Quand on rencontre des pages comme celle-là, comment voulez-vous que l’on n’oublie pas toutes les objections qui vous viendraient à l’esprit en en lisant d’autres, et que la plume ne vous tombe pas des mains ? Or, il y a plus d’une page de cette valeur dans le livre sur Jean Racine.
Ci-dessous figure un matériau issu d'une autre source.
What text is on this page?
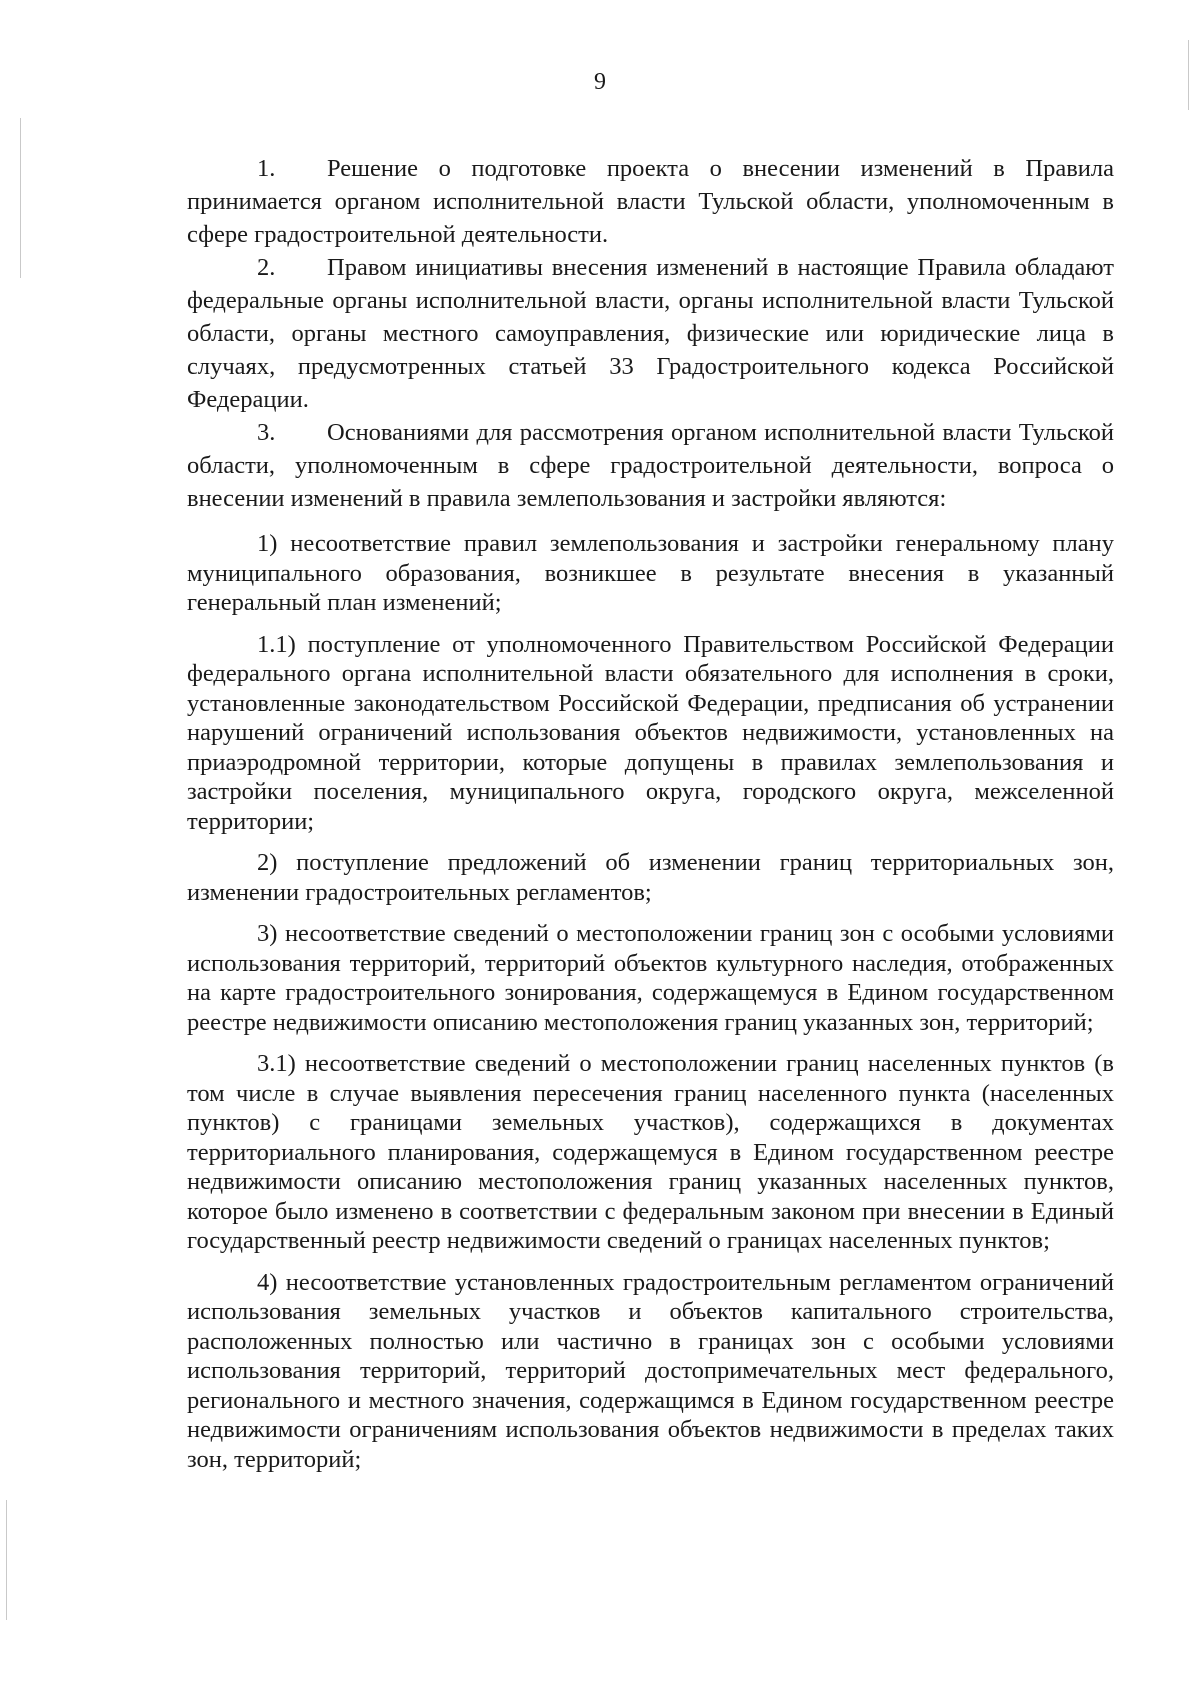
9

1. Решение о подготовке проекта о внесении изменений в Правила принимается органом исполнительной власти Тульской области, уполномоченным в сфере градостроительной деятельности.

2. Правом инициативы внесения изменений в настоящие Правила обладают федеральные органы исполнительной власти, органы исполнительной власти Тульской области, органы местного самоуправления, физические или юридические лица в случаях, предусмотренных статьей 33 Градостроительного кодекса Российской Федерации.

3. Основаниями для рассмотрения органом исполнительной власти Тульской области, уполномоченным в сфере градостроительной деятельности, вопроса о внесении изменений в правила землепользования и застройки являются:

1) несоответствие правил землепользования и застройки генеральному плану муниципального образования, возникшее в результате внесения в указанный генеральный план изменений;

1.1) поступление от уполномоченного Правительством Российской Федерации федерального органа исполнительной власти обязательного для исполнения в сроки, установленные законодательством Российской Федерации, предписания об устранении нарушений ограничений использования объектов недвижимости, установленных на приаэродромной территории, которые допущены в правилах землепользования и застройки поселения, муниципального округа, городского округа, межселенной территории;

2) поступление предложений об изменении границ территориальных зон, изменении градостроительных регламентов;

3) несоответствие сведений о местоположении границ зон с особыми условиями использования территорий, территорий объектов культурного наследия, отображенных на карте градостроительного зонирования, содержащемуся в Едином государственном реестре недвижимости описанию местоположения границ указанных зон, территорий;

3.1) несоответствие сведений о местоположении границ населенных пунктов (в том числе в случае выявления пересечения границ населенного пункта (населенных пунктов) с границами земельных участков), содержащихся в документах территориального планирования, содержащемуся в Едином государственном реестре недвижимости описанию местоположения границ указанных населенных пунктов, которое было изменено в соответствии с федеральным законом при внесении в Единый государственный реестр недвижимости сведений о границах населенных пунктов;

4) несоответствие установленных градостроительным регламентом ограничений использования земельных участков и объектов капитального строительства, расположенных полностью или частично в границах зон с особыми условиями использования территорий, территорий достопримечательных мест федерального, регионального и местного значения, содержащимся в Едином государственном реестре недвижимости ограничениям использования объектов недвижимости в пределах таких зон, территорий;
Les tendresses littéraire ? de M. Jules Lemaître lui ont toujours porté bonheur.


IV

A suivre, presque d’année en année et d’œuvre en œuvre, le développement et les applications diverses de ce talent si heureux et si souple, n’avons-nous pas risqué de perdre un peu de vue je n’ose dire sa philosophie, — M. Jules Lemaître nous eu voudrait de le transformer en « philosophe, » ou même en « penseur, » — tout au moins les idées générales les plus constantes que suggèrent ses écrits et auxquelles aboutit son expérience. Ces idées générales, il faut les recueillir et les résumer maintenant, quitte à paraître systématiser outre mesure l’un des esprits les plus libres, les moins dogmatiques qui furent jamais.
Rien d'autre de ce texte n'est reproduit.